Zafer Arapkirli “Mesele ‘ezan’ değil, dedem…” başlıklı yazısında: “Cumhuriyet Halk Partisi, çok uzun bir süredir, kendi “6 Oku”nun bile tek tek tanımlanması konusunda, kafası tam olarak berrak olmayan (…) bir konumdadır. Kim olduğunu, ne olduğunu bilmeyen bir parti durumundadır. Kimse kusura bakmasın./ İşte tam da bu yüzden, “Ortanın Solu” hareketi, geçmişte nasıl ki rahmetli Bülent Ecevit’in “İnançlara saygılı bir laiklik” söylemi benzeri “karşı tarafın söylemlerine yaklaşalım da üç beş oy oradan kotaralım” çizgisine düşmüşse, Türkiye sosyal demokrasisi bugün de Öztürk Yılmaz’ın odağında olduğu “Türkçe ezan mı, Arapça ezan mı?” tartışması ile ‘Arapçaya saygılı laiklik’ noktasına savrulmuştur. (Cumhuriyet, 12 Kasım 2018)

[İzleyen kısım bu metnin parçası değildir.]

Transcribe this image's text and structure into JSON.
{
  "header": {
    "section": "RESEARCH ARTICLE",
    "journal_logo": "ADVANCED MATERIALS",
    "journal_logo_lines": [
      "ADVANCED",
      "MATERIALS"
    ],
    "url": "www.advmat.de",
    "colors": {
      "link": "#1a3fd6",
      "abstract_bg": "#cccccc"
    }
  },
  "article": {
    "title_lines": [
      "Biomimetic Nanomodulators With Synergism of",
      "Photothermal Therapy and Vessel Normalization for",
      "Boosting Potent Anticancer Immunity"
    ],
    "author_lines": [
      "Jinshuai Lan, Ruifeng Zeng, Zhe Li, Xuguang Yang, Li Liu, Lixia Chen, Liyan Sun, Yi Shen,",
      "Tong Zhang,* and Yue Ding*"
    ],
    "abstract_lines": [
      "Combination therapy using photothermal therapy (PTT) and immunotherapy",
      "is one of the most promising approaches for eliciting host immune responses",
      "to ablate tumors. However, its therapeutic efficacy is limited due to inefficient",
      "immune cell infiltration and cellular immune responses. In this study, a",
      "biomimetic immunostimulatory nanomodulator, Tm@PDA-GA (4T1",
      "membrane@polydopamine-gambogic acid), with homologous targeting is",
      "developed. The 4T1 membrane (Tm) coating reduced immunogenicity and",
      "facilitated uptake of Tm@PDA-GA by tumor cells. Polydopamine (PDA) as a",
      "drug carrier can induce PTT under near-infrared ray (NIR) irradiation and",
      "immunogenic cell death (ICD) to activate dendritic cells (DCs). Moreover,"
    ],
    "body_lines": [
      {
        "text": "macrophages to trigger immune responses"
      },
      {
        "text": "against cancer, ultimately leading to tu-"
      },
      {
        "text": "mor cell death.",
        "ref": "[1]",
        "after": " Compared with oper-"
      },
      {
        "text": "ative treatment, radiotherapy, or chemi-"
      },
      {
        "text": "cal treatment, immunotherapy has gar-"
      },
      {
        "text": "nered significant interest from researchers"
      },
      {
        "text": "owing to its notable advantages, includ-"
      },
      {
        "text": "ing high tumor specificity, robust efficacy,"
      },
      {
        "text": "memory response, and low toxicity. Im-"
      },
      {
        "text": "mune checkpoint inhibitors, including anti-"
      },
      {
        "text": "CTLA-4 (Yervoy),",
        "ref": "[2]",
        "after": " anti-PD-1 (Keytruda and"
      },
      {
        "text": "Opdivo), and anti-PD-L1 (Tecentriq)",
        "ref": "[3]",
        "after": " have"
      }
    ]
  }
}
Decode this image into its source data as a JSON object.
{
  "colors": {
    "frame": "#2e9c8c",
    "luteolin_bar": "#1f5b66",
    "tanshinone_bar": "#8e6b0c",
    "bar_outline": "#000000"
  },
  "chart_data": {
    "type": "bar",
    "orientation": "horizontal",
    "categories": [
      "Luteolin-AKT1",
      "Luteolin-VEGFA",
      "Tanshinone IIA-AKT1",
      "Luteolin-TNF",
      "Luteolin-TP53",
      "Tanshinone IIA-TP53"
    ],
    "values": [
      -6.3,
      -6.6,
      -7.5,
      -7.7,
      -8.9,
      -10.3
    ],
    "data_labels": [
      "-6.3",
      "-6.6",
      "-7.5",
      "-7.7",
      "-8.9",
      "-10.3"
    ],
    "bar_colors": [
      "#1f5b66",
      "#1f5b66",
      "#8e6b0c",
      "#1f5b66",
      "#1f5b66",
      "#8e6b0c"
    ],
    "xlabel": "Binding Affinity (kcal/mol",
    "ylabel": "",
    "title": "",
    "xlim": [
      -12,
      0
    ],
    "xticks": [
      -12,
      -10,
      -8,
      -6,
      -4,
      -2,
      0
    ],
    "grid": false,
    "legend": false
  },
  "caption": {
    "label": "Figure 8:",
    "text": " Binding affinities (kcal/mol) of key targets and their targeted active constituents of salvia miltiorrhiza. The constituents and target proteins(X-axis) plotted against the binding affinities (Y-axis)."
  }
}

Erdal Atabek’in “Atatürk senin içindeki haine bakıyor…” başlıklı yazısından: “Türkçe ezan, Türkçe Kuran, bu halkın kendi dilinde ibadet etmesi için gerekli olan uygulamalardır. (…) Atatürk, tarikatları, tekkeleri, zaviyeleri (…) din sapmasının odakları olduğu için kapatmış, Türkçe Kuran ve Türkçe ezanı bu amaçla uygulamaya sokmuştur./ Bu konularda gerçekleri söylemekten çekinmek, konudan kaçınmak CHP için yanlıştan öte ayıptır, Atatürk’ün mirasının reddidir./ Bu konulardan uzak durarak, kaçınarak, çekinerek sağdan oy alacağını ummak ise en hafifinden aymazlıktır. Sağ kulvardan bu yolla CHP’ye oy gelmez. /Bu konuda düşüncelerini söyleyen milletvekillerini disipline vermek ise ayıp kere ayıptır. Bu ayıptan dönünüz.” (Cumhuriyet, 12 Kasım 018)

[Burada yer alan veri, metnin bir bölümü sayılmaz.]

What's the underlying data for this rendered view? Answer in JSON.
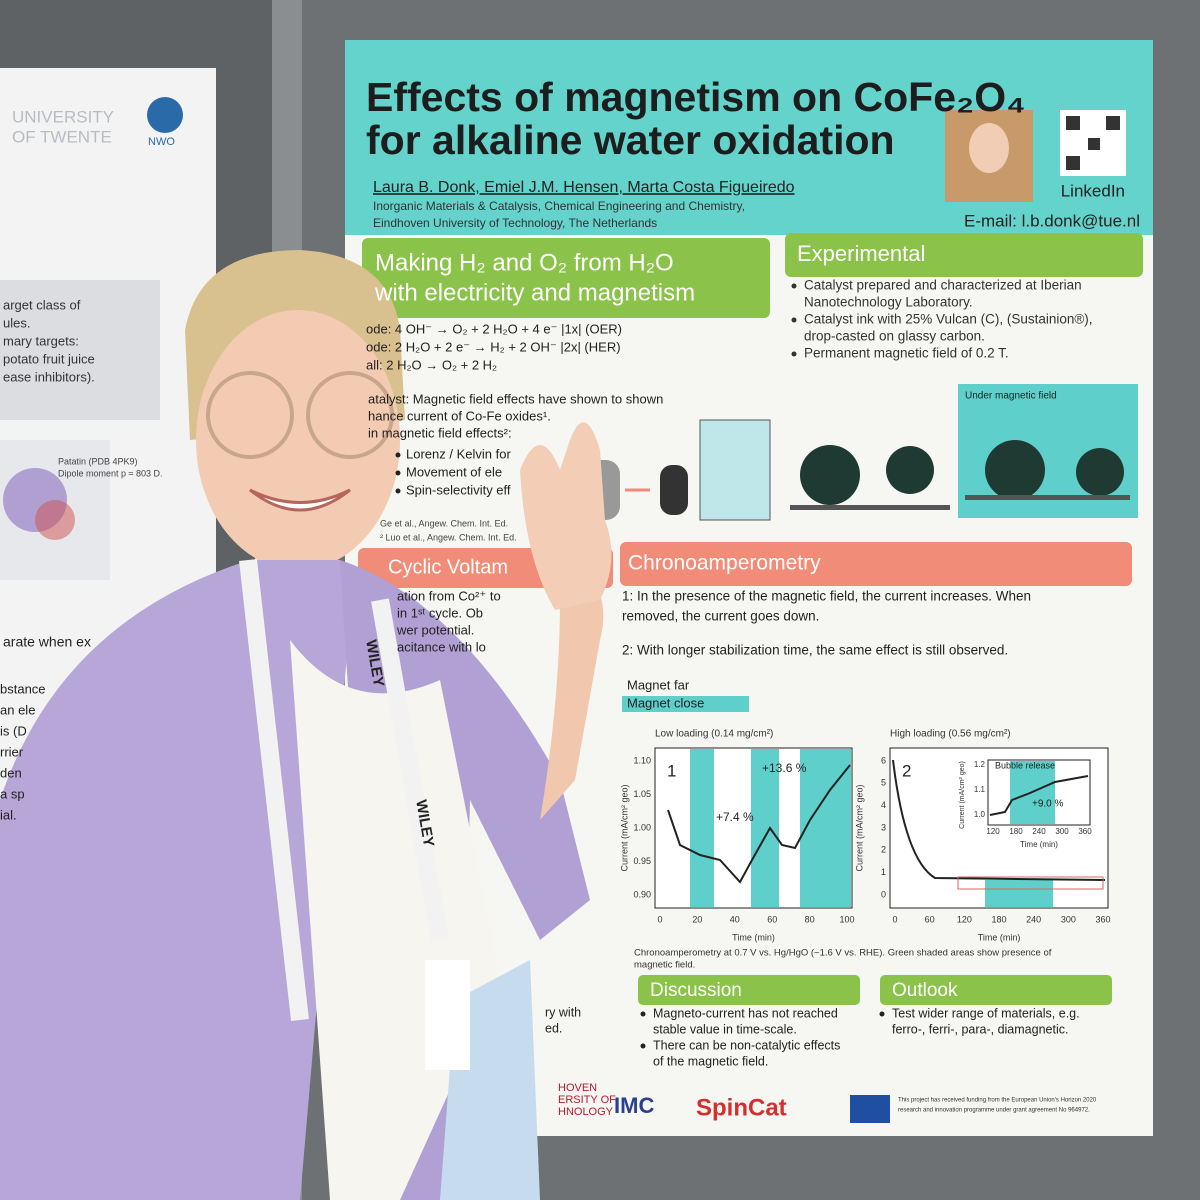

Ali Sirmen, “Türkçe ezan ve CHP” başlıklı yazısına “CHP Ardahan Milletvekili Öztürk Yılmaz’ın, Genel Başkanı hakkındaki sözleri ne kadar akıl alır değilse, bu gelişmeler zincirini başlatan olay da o kadar şaşırtıcıdır” diye başlıyor. Bu olayın geçmişini kısaca özetledikten sonra şu sözlerle bitiriyor yazısını: “İnisiyatifi gericilere kaptırmış görünen CHP’nin irtica karşısında sinmiş olan bu tutumunu değiştirememesi, kafasını bir berraklığa kavuşturamaması halinde, işi bir gün Türkçe ezan uygulamasını başlatmış olan Mustafa Kemal Atatürk’ün mirasını reddetmeye kadar vardırması da mümkün olabilir diye korkmamak elde değil./ Sağın diliyle sol politika bu kadar oluyor işte!.. (13 Kasım 2018, Cumhuriyet)
Rahmi Turan, “Tokmak” başlıklı yazısında Arapça ezan kulağa daha hoş geliyor ve ezana daha hoş bir hava katıyor” dedikten sonra şu yorumu yapıyor: “Yobaz tayfası İslam düşmanı diye Yılmaz’a saldırdı, CHP de ihraç talebiyle onu disipline gönderdi. Düşünce ve ifade özgürlüğü yok mu?” (Sözcü, 13 Kasım 2018)

***

AKP, kendi partisi ve yandaşlarınca Atatürk ve devrimlerine karşı yapılan en ağır hakaretler yapılması söz konusu olduğunda (örneğin “fesli” öyküsü) sorunu “Bu onların kendi görüşüdür, partimizi bağlamaz” diye geçiştiriyor. CHP ise aynı durumda Öztürk Yılmaz’ın Türkçe ezan açıklaması için aynı savunma yöntemine başvurmuyor; tersine, partiden kesin ihraç istemiyle onu parti Disiplin Kurulu’na veriyor. Oysa sayın Yılmaz, Atatürk’ün Demokrat Parti tarafından kaldırılmış olan bir uygulamaya dönülmesi dileğini açıklamıştır. Üstelik anayasasında laiklik ilkesi yer alan bir ülkede bu açıklama en demokratik haktır da. Yine üstelik, CHP yöneticilerinin Yılmaz’a tepki açıklamasında Atatürk’e gönderme yapılmaktadır. Çelişkinin bu kadarına pes!
Aynı konudaki gelişmeleri yakından izleyeceğim.